Let’s go back…

I stopped drinking. April 30, 2022. I didn’t take shots at work or take my shifter home that night. I had no plan. Zero plan. I was a daily drinker. And, as a bartender in a very lax environment, it was not only overlooked but, encouraged by most members and leaders in the club. I just decided, with nothing behind it but a hangover from my birthday, to not drink that day. And then the next. I sat in my bed after work that second day and thought, I wonder if I could go three….to sum up my life at that time.

140 days later I left on vacation. I did what? I made it 140 days? With no judicial interference? I had already purchased the drink package on the ship. I knew I would be drinking all week. That’s fine. No big deal. I had planned it. And I had just done 140 days like it was nothing. That’s crazy! For me, at least.

I am trying to decide in real time if this is about those 140 days, or about my relationship with alcohol for the years preceding. I suppose it all goes hand in hand.

I was so fortunate to have a partner who decided if I wasn’t drinking, neither was he. Very fortunate. I know many don’t have that. It wasn’t a hard sell, to be fair. We fought all the time, and too many times my car had sleepovers at the bar while he dragged his sleepy, angry, frustrated ass down there to pick my drunk ass home….Yes. From work. Am I painting a pretty clear picture? I don’t think I even told him I hadn’t had a drink until I hit day 4 or 5. More out of shock than anything. A week came around and I told him I wanted to keep going for whatever length of time I was capable. He was more than willing to go along with me.

About two weeks in, (I live alone) I woke up and walked into my bathroom naked. I stopped, furled my brow, and wondered if I was really seeing what I was seeing. My tummy was considerably flatter. Well fuck! I don’t know if I can go a whole 30 days, but this is awesome. I’m gonna try! Motivation kicked in like a mother and the changes were incredible. Now the dreams for those first two weeks were crazy. But, that settled down. Sleep was amazing. Mornings were amazing. I got my diet cleaned up. And all those clothes tucked back in the furthest reaches of my closet for the last several years, finally had their day in the sun. Literally! Summer was a perfect time to be feeling this great. Hell! I even got so bold as to set a goal. I am gonna keep going until the cruise. And I did!

There were other things, little needling things that started showing up, too. I paid them very little mind most of the time. Convinced myself that it was me. It’s much harder to be around drunk people when you’re sober. And drunk people are my living. So, I just blame myself for being cranky and judgy, annoy the crap out of Joe each night with tales of irritating drunk people and the asinine things they say, and count my money. I tell myself I need healing for being self-righteous. These are all really great people. It’s just me going through some things. Clarity! What a bitch! Am I right? But no! I love bartending. It’s what I do and I am great at it. It’s just me adjusting is all. I’ll be bartending ’til I’m 80. I love it!

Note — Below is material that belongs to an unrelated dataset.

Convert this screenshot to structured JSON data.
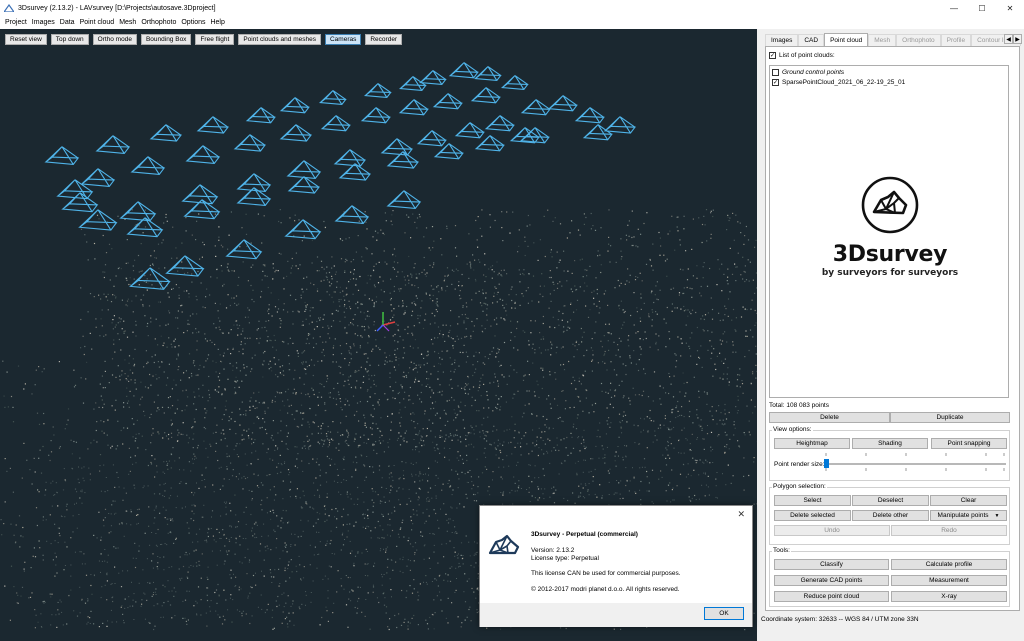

Those asinine things drunks say started to stick with me. In a deeper place than just the surface level annoyance place. Stay with me here. That was a dumb sentence fragment.

Seeds were being planted, and I didn’t know it. My brain is a wild place to live anyway. So when the response is, “No one else is here, so no one will know” when I turned down a shot at work ( from someone I was already seeing major red flags from) it didn’t seem unusual that I screwed up my face and got angry. What the fuck was she even saying? What does me not drinking have to do with anyone else? *seed*… The same reaction when I was asked a week later if I had gotten a DUI.

My venting sessions… ok, let’s be honest, bitch fests with Joe after work were taking on a new tone as well. All of the personal attacks about people’s character, the shit talking and judging and ridiculing (all in the privacy of my home and relationship) was still there. But, more questions were coming up, too. Overarching philosophical questions about the culture we live in. I am an ass with a bit of a superiority complex at times, no doubt. But big picture here! What the hell is happening and what is wrong with these people? My sobriety must be a fake face I am putting on for onlookers?? No one just quits poisoning themselves unless the law tells them they have to?? And why, when I say I am not drinking, does “just one! please please please. Come on!!” seem like the best approach?? And don’t even get me started on the subtle ridicule and condescension.

I’ll share a conversation I has in January and then pick this back up tomorrow, I think. Kind of the clencher that would send me on a journey I didn’t see coming.

I got to talking to a table. In this case, six people. All best friends of about a million years. Got talking about me not drinking, specifically. One or two of them thought it would be interesting to try a 30-day hiatus. As a group, they proceeded to go through every month of the year and why they couldn’t. Birthdays, holidays, vacations, etc. All twelve were out of the question. Well now, there’s a new sensation…. sadness. Holy shit! Was that empathy? Mixed in with a little bit of disgust, judgement, confusion, and self-righteousness… sure as shit! I felt a little sorry for them. They had even found a new beach for their yearly group trip to Florida where they could haul their booze right down to the water. No more inconvenience of walking up to the bar.

I think that was the first night I told Joe, “I don’t want that life”.